Marcel Proust
Lettres à Reynaldo Hahn

VIII-123

[Le samedi soir 3 octobre 1908] 1

 

 

Mon petit Funinels

 

 

J'ai eu le cœur serré quand j'ai lu dans les journaux les nouvelles inquiétantes sur Sarah 2, et le cœur vraiment " desserré " quand j'ai appris que c'était une fausse nouvelle, qu'elle allait très bien et avait télégraphié à son fils 3. J'avais tout de suite entrevu la possibilité d'un tellement grand chagrin pour mon Buncht, et de sa grande amitié ôtée à son avenir, que j'étais brisé. Et en apprenant que tout cela était faux, je suis bien ému, et je remercie bien le bon Dieu de vous garder cette amie admirable qui vous aime et vous comprend et qui sait plaire à votre cœur mélancolique et difficile. Qu'elle vive jusqu'à l'extrême vieillesse, et continue à détacher de sa gloire et de son arrière saison le " rayon jaune et doux 4 " que vous aimez goûter.

Hasdieu mon Buncht je suis rentré si malade que je ne sais quand je pourrai vous boir et ne crois pas me lesver, mais avec la douceur de ce chagrin épargné au cœur qui m'est le plus cher, et de votre bonheur (j'appelle ainsi le faisceau de vos tristesses supportables) respecté. Pour la joie de la mauvaise nouvelle démentie, double ration de bonsjours au poney.

Birnibouls.


1. Hahn 157-158 (n°CIII). Le papier de l'original est de petit deuil à filigrane " ISLAND MILL ". L'allusion à " la mauvaise nouvelle démentie " semble situer cette lettre au samedi soir 3 octobre 1908 : voir les notes 2 et 3 ci-après. Cf. l'allusion au retour de Cabourg.
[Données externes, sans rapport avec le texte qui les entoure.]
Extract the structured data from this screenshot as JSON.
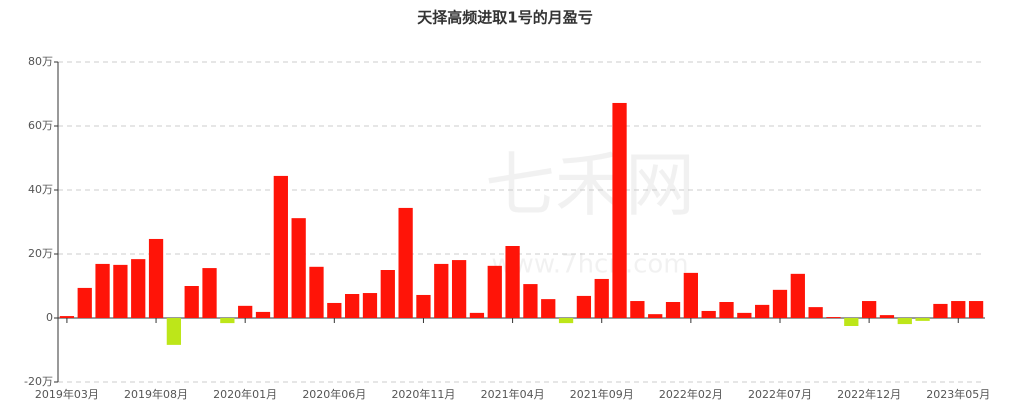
{
  "chart_data": {
    "type": "bar",
    "title": "天择高频进取1号的月盈亏",
    "watermark": "七禾网",
    "watermark_url": "www.7hcn.com",
    "categories": [
      "2019年03月",
      null,
      null,
      null,
      null,
      "2019年08月",
      null,
      null,
      null,
      null,
      "2020年01月",
      null,
      null,
      null,
      null,
      "2020年06月",
      null,
      null,
      null,
      null,
      "2020年11月",
      null,
      null,
      null,
      null,
      "2021年04月",
      null,
      null,
      null,
      null,
      "2021年09月",
      null,
      null,
      null,
      null,
      "2022年02月",
      null,
      null,
      null,
      null,
      "2022年07月",
      null,
      null,
      null,
      null,
      "2022年12月",
      null,
      null,
      null,
      null,
      "2023年05月",
      null
    ],
    "values": [
      0.6,
      9.4,
      16.9,
      16.6,
      18.4,
      24.7,
      -8.4,
      10,
      15.6,
      -1.6,
      3.8,
      1.9,
      44.4,
      31.2,
      16,
      4.7,
      7.5,
      7.8,
      15,
      34.4,
      7.2,
      16.9,
      18.1,
      1.6,
      16.3,
      22.5,
      10.6,
      5.9,
      -1.6,
      6.9,
      12.2,
      67.2,
      5.3,
      1.2,
      5,
      14.1,
      2.2,
      5,
      1.6,
      4.1,
      8.8,
      13.8,
      3.4,
      0.3,
      -2.5,
      5.3,
      0.9,
      -1.9,
      -0.9,
      4.4,
      5.3,
      5.3
    ],
    "colors": {
      "positive": "#ff1408",
      "negative": "#bde619"
    },
    "ylim": [
      -20,
      80
    ],
    "yticks": [
      {
        "value": -20,
        "label": "-20万"
      },
      {
        "value": 0,
        "label": "0"
      },
      {
        "value": 20,
        "label": "20万"
      },
      {
        "value": 40,
        "label": "40万"
      },
      {
        "value": 60,
        "label": "60万"
      },
      {
        "value": 80,
        "label": "80万"
      }
    ],
    "grid": true
  }
}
2. Le Figaro du samedi 3 octobre 1908, p. 4, annonce, sous la rubrique Nouvelles diverses. Un Bruit : " A trois heures du matin, à la répétition générale de Parisiana, le bruit a couru de la mort subite de Mme Sarah Bernhardt. "

3. Le Journal des Débats du dimanche 4 octobre 1908, publie â la page 4, en Dernière Heure : " Cette nuit, le bruit a couru que Mme Sarah Bernhardt venait de mourir subitement à Nîmes où elle était en tournée. [...] On dément donc cette information [...] et l'on déclare que Mme Sarah Bernhardt [...] jouera ce soir au théâtre municipal de Cette.
"M. Maurice Bernhardt a, au surplus, reçu de sa mère un télégramme très rassurant. "
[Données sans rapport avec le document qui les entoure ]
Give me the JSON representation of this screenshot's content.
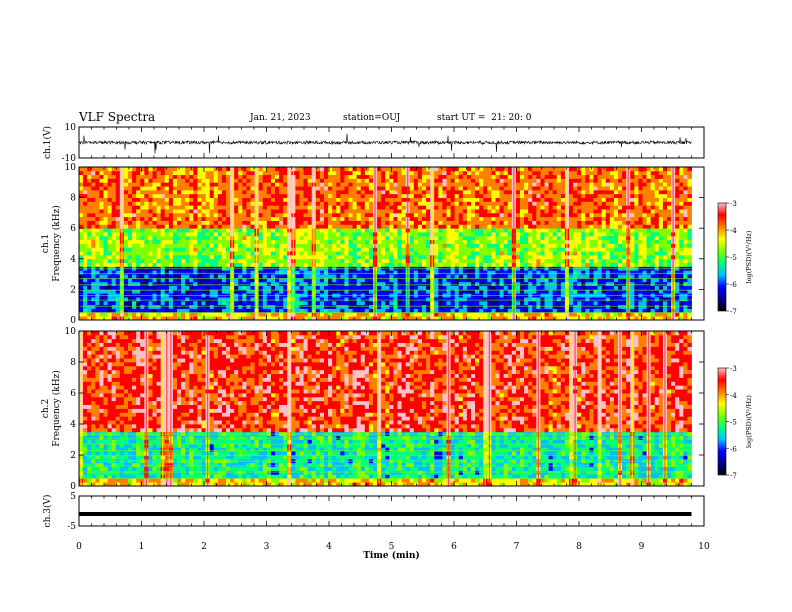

C'est sans doute cette notice-là, parue le samedi soir 3, que Proust venait de lire. Le lendemain matin, Le Figaro publia, p. 5, un télégramme envoyé de Nîmes le 3 octobre à Serge Basset où Sarah Bernhardt affirmait : " L'époque de la chasse invite toujours quelque farceur à lancer un canard, même sauvage. Voulez-vous couper les ailes à celui qui m'annonce si malade que je suis morte? Je vais très bien, je n'ai pas le temps de penser à être malade. [...] "

4. Baudelaire, Les Fleurs du Mal, Chant d'automne, dernier vers de la dernière strophe :

Courte tâche ! La tombe attend; elle est avide !
Ah ! laissez-moi, mon front posé sur vos genoux,
Goûter, en regrettant l'été blanc et torride,
De l'arrière-saison le rayon jaune et doux !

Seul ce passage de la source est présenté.